Why does it need bailing out?
Portugal has had increasing difficulties managing its debts, with the interest rates it has to pay rising because investors are worried it will be unable to repay its loans.
In order to improve confidence in the economy, Prime Minister Jose Socrates tried to introduce a package of austerity measures to reduce government spending.
They included cuts in welfare payments and increases in taxes and public transport costs.
However, the opposition said that the measures went too far and defeated them in parliament in March.
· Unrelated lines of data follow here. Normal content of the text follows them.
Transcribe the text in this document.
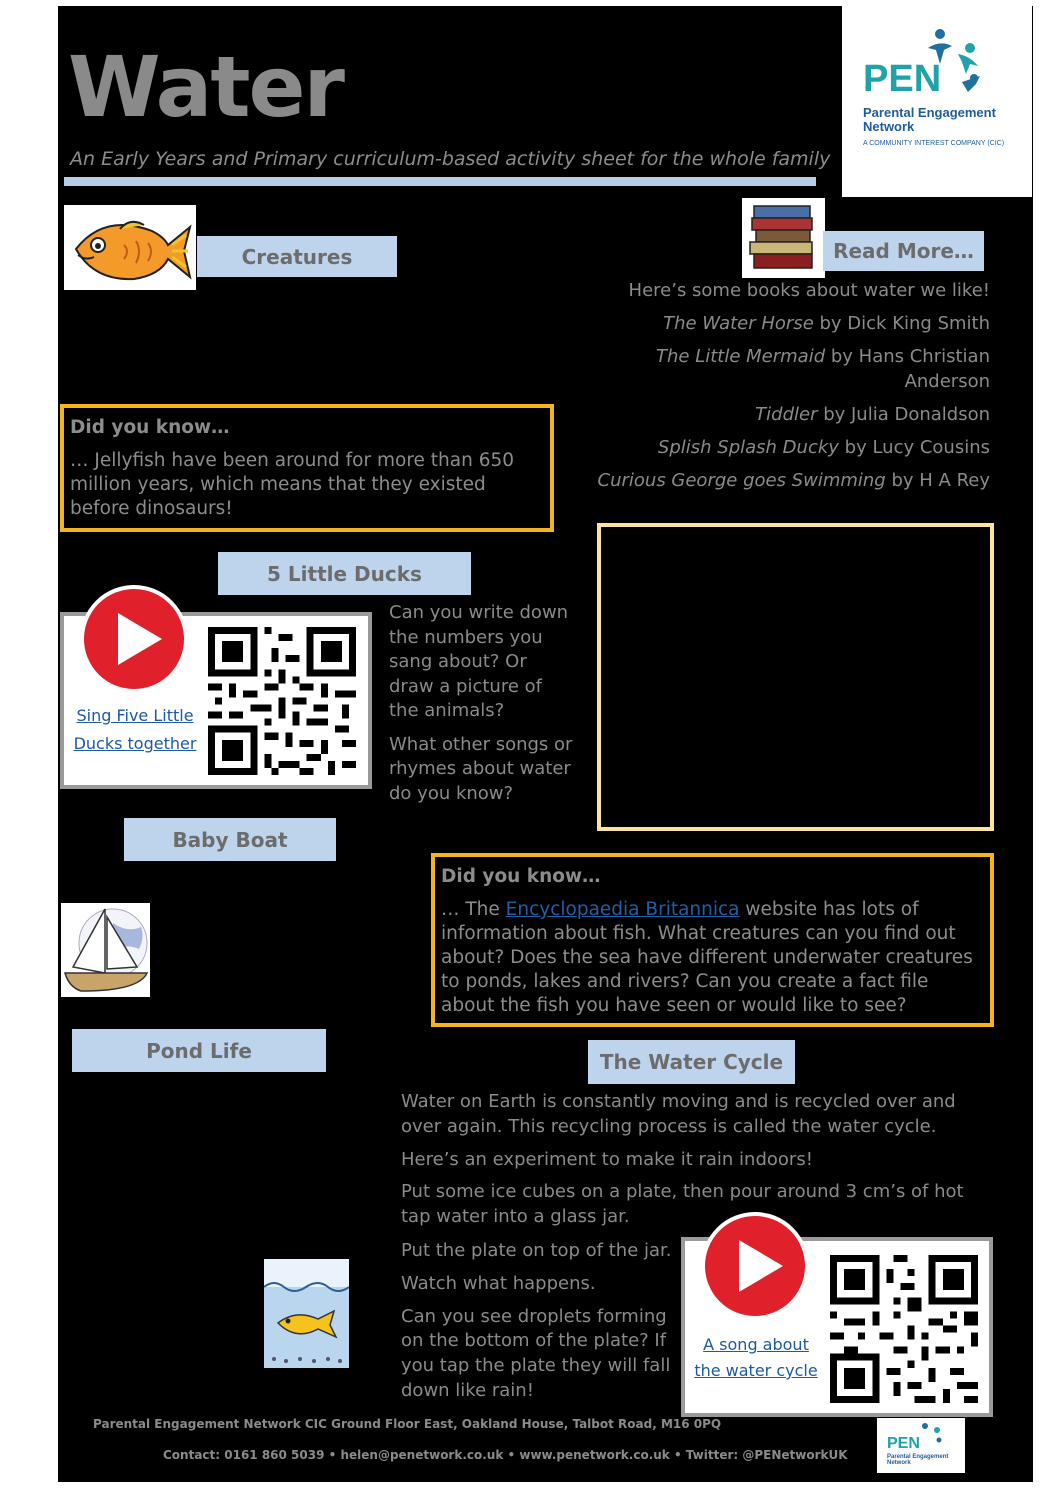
Water
An Early Years and Primary curriculum-based activity sheet for the whole family
PEN
Parental Engagement
Network
A COMMUNITY INTEREST COMPANY (CIC)
Creatures	Read More…
Here’s some books about water we like!
The Water Horse by Dick King Smith
The Little Mermaid by Hans Christian Anderson
Tiddler by Julia Donaldson
Splish Splash Ducky by Lucy Cousins
Curious George goes Swimming by H A Rey
Did you know…
… Jellyfish have been around for more than 650 million years, which means that they existed before dinosaurs!
5 Little Ducks
Sing Five Little
Ducks together
Can you write down the numbers you sang about? Or draw a picture of the animals?
What other songs or rhymes about water do you know?
Baby Boat
Did you know…
… The Encyclopaedia Britannica website has lots of information about fish. What creatures can you find out about? Does the sea have different underwater creatures to ponds, lakes and rivers? Can you create a fact file about the fish you have seen or would like to see?
Pond Life	The Water Cycle
Water on Earth is constantly moving and is recycled over and over again. This recycling process is called the water cycle.
Here’s an experiment to make it rain indoors!
Put some ice cubes on a plate, then pour around 3 cm’s of hot tap water into a glass jar.
Put the plate on top of the jar.
Watch what happens.
Can you see droplets forming on the bottom of the plate? If you tap the plate they will fall down like rain!
A song about
the water cycle
Parental Engagement Network CIC Ground Floor East, Oakland House, Talbot Road, M16 0PQ
Contact: 0161 860 5039 • helen@penetwork.co.uk • www.penetwork.co.uk • Twitter: @PENetworkUK
PEN
Parental Engagement
Network
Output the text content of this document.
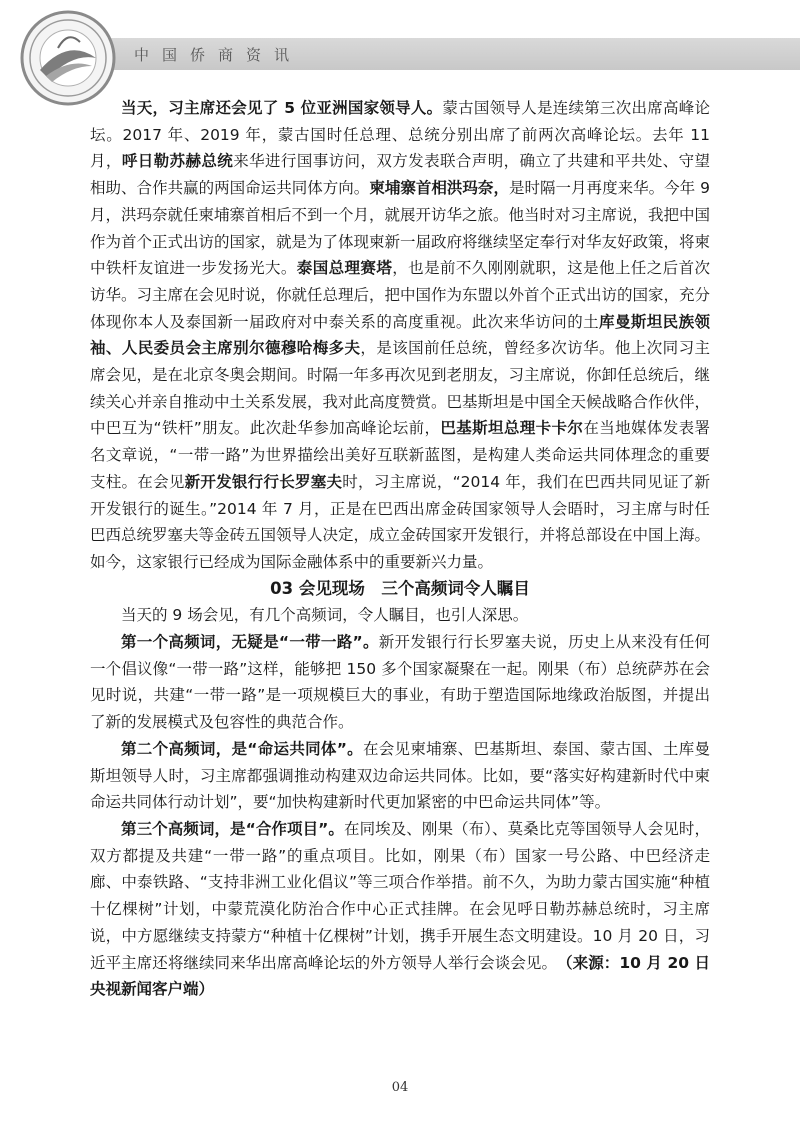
中国侨商资讯

当天，习主席还会见了 5 位亚洲国家领导人。蒙古国领导人是连续第三次出席高峰论坛。2017 年、2019 年，蒙古国时任总理、总统分别出席了前两次高峰论坛。去年 11 月，呼日勒苏赫总统来华进行国事访问，双方发表联合声明，确立了共建和平共处、守望相助、合作共赢的两国命运共同体方向。柬埔寨首相洪玛奈，是时隔一月再度来华。今年 9 月，洪玛奈就任柬埔寨首相后不到一个月，就展开访华之旅。他当时对习主席说，我把中国作为首个正式出访的国家，就是为了体现柬新一届政府将继续坚定奉行对华友好政策，将柬中铁杆友谊进一步发扬光大。泰国总理赛塔，也是前不久刚刚就职，这是他上任之后首次访华。习主席在会见时说，你就任总理后，把中国作为东盟以外首个正式出访的国家，充分体现你本人及泰国新一届政府对中泰关系的高度重视。此次来华访问的土库曼斯坦民族领袖、人民委员会主席别尔德穆哈梅多夫，是该国前任总统，曾经多次访华。他上次同习主席会见，是在北京冬奥会期间。时隔一年多再次见到老朋友，习主席说，你卸任总统后，继续关心并亲自推动中土关系发展，我对此高度赞赏。巴基斯坦是中国全天候战略合作伙伴，中巴互为“铁杆”朋友。此次赴华参加高峰论坛前，巴基斯坦总理卡卡尔在当地媒体发表署名文章说，“一带一路”为世界描绘出美好互联新蓝图，是构建人类命运共同体理念的重要支柱。在会见新开发银行行长罗塞夫时，习主席说，“2014 年，我们在巴西共同见证了新开发银行的诞生。”2014 年 7 月，正是在巴西出席金砖国家领导人会晤时，习主席与时任巴西总统罗塞夫等金砖五国领导人决定，成立金砖国家开发银行，并将总部设在中国上海。如今，这家银行已经成为国际金融体系中的重要新兴力量。

03 会见现场　三个高频词令人瞩目

当天的 9 场会见，有几个高频词，令人瞩目，也引人深思。

第一个高频词，无疑是“一带一路”。新开发银行行长罗塞夫说，历史上从来没有任何一个倡议像“一带一路”这样，能够把 150 多个国家凝聚在一起。刚果（布）总统萨苏在会见时说，共建“一带一路”是一项规模巨大的事业，有助于塑造国际地缘政治版图，并提出了新的发展模式及包容性的典范合作。

第二个高频词，是“命运共同体”。在会见柬埔寨、巴基斯坦、泰国、蒙古国、土库曼斯坦领导人时，习主席都强调推动构建双边命运共同体。比如，要“落实好构建新时代中柬命运共同体行动计划”，要“加快构建新时代更加紧密的中巴命运共同体”等。

第三个高频词，是“合作项目”。在同埃及、刚果（布）、莫桑比克等国领导人会见时，双方都提及共建“一带一路”的重点项目。比如，刚果（布）国家一号公路、中巴经济走廊、中泰铁路、“支持非洲工业化倡议”等三项合作举措。前不久，为助力蒙古国实施“种植十亿棵树”计划，中蒙荒漠化防治合作中心正式挂牌。在会见呼日勒苏赫总统时，习主席说，中方愿继续支持蒙方“种植十亿棵树”计划，携手开展生态文明建设。10 月 20 日，习近平主席还将继续同来华出席高峰论坛的外方领导人举行会谈会见。　 （来源：10 月 20 日央视新闻客户端）

04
The prime minister resigned and took a caretaker role until elections on 5 June, but that has meant that confidence in the economy has fallen further, with Finance Minister Fernando Teixeira dos Santos even suggesting that the interim government did not have the authority to ask for a financial rescue package.
Eventually, Portugal ended up having to pay such a lot to borrow money, even for only one year, that the government finally had to accept that it could not afford to pay its debts and ask for help.
Why doesn't Portugal just default on its debt?
If Portugal was not a member of the eurozone, it might be tempted to just default on its debts, which would mean either declining to make interest payments or insisting that creditors agree to accept lower payments and write off some of the debt.
In the case of Portugal, that would present enormous difficulties.
The rate of interest that eurozone governments have to pay have been kept low by the assumption that the European Union and the European Central Bank would provide assistance to eurozone countries to stop them defaulting.
If that turned out not to be the case, the cost of borrowing for many of the smaller EU states, some of which are already struggling to service their debts, would rise significantly.
It means that if Portugal were to default, the Irish Republic and Greece may have to default as well.
A default would also be bad news for the banks that have loaned large amounts of money to the governments of Portugal, the Irish Republic and Greece.
If all of those banks got into trouble, it would seriously test the resources of the European Central Bank, which has loaned large amounts of money to the banks involved and to the countries themselves.
As long as Europe can afford to help countries avoid a default, it is likely to do so.